Huang Ming étant réputé de confiance, Caili avait passé un coup de fil au numéro indiqué, sur leur site internet, pour atteindre le représentant de Suzhou, et était directement tombée sur l'installateur qui nous a changé le boîtier défectueux. Il y a eu quelques problèmes dans les semaines qui ont suivi la mise en place de l'appareil ; et à chaque fois, il était revenu sans poser de questions, sourire aux lèvres, pour faire les ajustements nécessaires. Et depuis, ça fonctionnait du tonnerre.

Comme un miroir.

En faisant l'acquisition d'un nouveau téléphone portable à l'occasion de son récent anniversaire, Caili a perdu une partie de son carnet d'adresses. Et donc il lui a fallu, ce matin-là, retrouver le numéro de l'installateur. Pour cela, elle a recherché le site via Baidu. Et elle s'est rendue compte, un peu dubitative, que le site de notre bonhomme, ressemblait plus à une copie du site original de Huang Ming, qu'à celui d'un de ses représentants officiels. Nonobstant cette dubitativité, elle a appelé le numéro inscrit, et est tombé sur notre installateur. Elle lui a expliqué notre problème, à savoir l'absence d'eau chaude, lui intimant de venir. Ce à quoi il lui a répondu qu'il était trop occupé, mais qu'il essayerait de passer le soir-même. Avec deux enfants en bas-âge, il n'est pas aisé de rester sans eau chaude. Et puis quand un chinois dit qu'il passera le soir, c'est souvent une façon de dire qu'il passera plutôt le lendemain. Caili, qui est la plus merveilleuse des gueulardes (**), a rebondi sur l'étrangeté du site internet, disant au gars qu'elle avait trouvé cela un peu bizarre, et qu'en conséquence, elle souhaitait passer à son bureau pour vérifier l'authenticité de l'entreprise. Et immédiatement, comme pris la main dans le sac, l'installateur a raccroché ! Ne se démontant pas, Caili a rappelé, et est tombé sur un collègue du gars, lui disant que celui-ci « était parti ». Stupéfaite par un mensonge d'une telle arrogance, Caili a vérifié sur internet, se rendant compte que la véritable société Huang Ming avait un centre d'appel à Pékin ou toute autre grande ville, et qu'il n'y avait pas de numéro de portable pour appeler un quidam pile-poil dans notre ville, à Suzhou. Elle a contacté ce centre d'appels, où une jeune fille lui a benoîtement expliqué qu'elle était, comme de nombreux autres clients, tombée dans le panneau. Semble-t-il, de nombreux installateurs, pour avoir plus de chance de trouver des clients, se revendiquent comme étant des représentants officiels de cette grande marque qu'est Huang Ming, alors que ce sont juste des bricolos lambda. Le nôtre, après vérification, ne dispose pas d'un grand bureau moderne, mais travaille avec un autre bonhomme, depuis leurs téléphones portables, à partir d'un garage miséreux, non-chauffés, et repeint à la chaux. Cela ne veut pas dire qu'ils sont mauvais dans leur domaine ; mais pour autant, il y aurait tromperie.

Comme un miroir.

Quand Caili a fini de me raconter tout cela -elle s'en voulait presque de s'être faite avoir-, je lui ai dis que ce n'était peut-être pas la peine d'appeler la police : même si le gars nous avait menti, nous n'avons jamais été mécontent de sa prestation. Mais c'était trop tard : pendant que je courais, elle avait appelé les condés, et deux flics en uniforme étaient même venu chez nous, pour écouter son histoire, et surtout passer le temps, voire peut-être, aussi, par curiosité. En substance, ils ont répondu à Caili que ces arnaques étaient tellement répandues qu'elles en étaient normales... Et qu'ils ne courraient pas après le gars pour si peu.

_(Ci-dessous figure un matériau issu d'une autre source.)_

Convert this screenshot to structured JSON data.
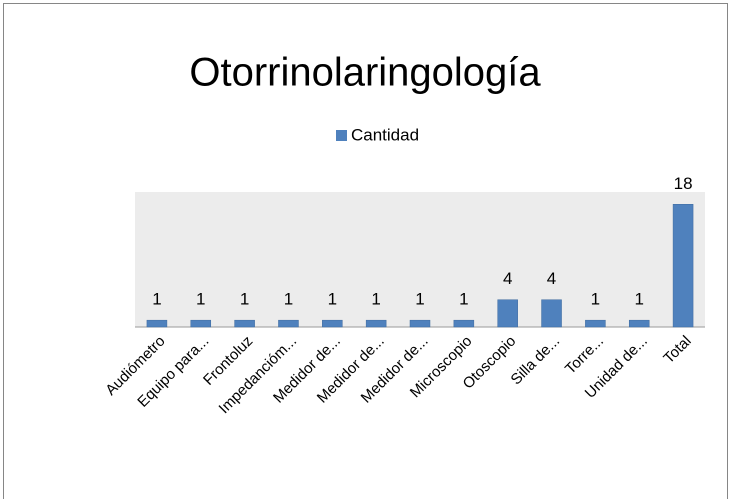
{
  "chart_data": {
    "type": "bar",
    "title": "Otorrinolaringología",
    "categories": [
      "Audiómetro",
      "Equipo para...",
      "Frontoluz",
      "Impedancióm...",
      "Medidor de...",
      "Medidor de...",
      "Medidor de...",
      "Microscopio",
      "Otoscopio",
      "Silla de...",
      "Torre...",
      "Unidad de...",
      "Total"
    ],
    "series": [
      {
        "name": "Cantidad",
        "color": "#4f81bd",
        "values": [
          1,
          1,
          1,
          1,
          1,
          1,
          1,
          1,
          4,
          4,
          1,
          1,
          18
        ]
      }
    ]
  }
}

Caili, qui a trop fréquenté un laowai, leur a demandé « oui, mais est-ce que c'est légal ? ». Et les deux flics lui ont tout de même répondu « la question n'est pas là », sous-entendant que certaines pratiques, pour peu qu'elles soient consensuelles, avaient valeur de loi, alors qu'elles sont parfaitement illégales. Rassurez-vous, c'est vrai dans n'importe quelle culture, même en France, même si c'est plus prononcé dans l'Empire du Milieu.

Vous voulez un exemple français ?

Nos enfants sont comme tous les enfants : ils sont attirés par les animaux, avec une préférence pour les chats. Caili a une peur bleue des chiens, et je me demande si elle n'a pas, plus ou moins inconsciemment, communiqué cette névrose à Angelo et Louis.

Or la loi en France impose qu'on sorte les clebs avec une muselière, par principe de précaution. C'est la loi. Elle ne se discute pas, elle s'applique, sans autre forme de considération. Pour autant, combien de propriétaires de chien passent outre, estimant que c'est une entrave au bien-être de l'animal, à sa liberté, et se réfugient toujours derrière le même discours, à savoir que de toutes façons, leur toutou est inoffensif ? Peut-être que la plupart d'entre eux ont raison. Mais pour autant, on lit régulièrement dans les journaux de terribles faits divers au solde desquels des bébés se retrouvent le visage arraché par des molosses. Et ces bébés deviendront des enfants, puis des ados, puis des adultes qui, toute leur vie, devront souffrir d'un visage détruit. Et malgré ce risque, quand je me promène dans les rues de France, je suis stupéfait du nombre de personnes qui, en toute impunité, avec la nonchalance d'un gosse ayant trouvé le flingue de son père, promènent leur chien sans muselière.

Comme un miroir.

J'ai manqué de me prendre la tête avec le maître d'un magnifique labrador il y a deux ou trois ans, aux abords des marais poitevins. J'étais avec Caili et Angelo -encore bébé-, à l'orée d'un village, au bord des marais, gorgés de touristes. Caili ayant peur des chiens, quand elle a vu le gigantesque labrador arriver à proximité, elle a pris peur, plus pour son fils que pour elle. Angelo, sans crainte, s'est approché du toutou. Mon fils est parfois violent ;et si quelqu'un ne lui plaît pas, il ne se pose pas de question : du haut de sa carrure de bébé, il le cogne.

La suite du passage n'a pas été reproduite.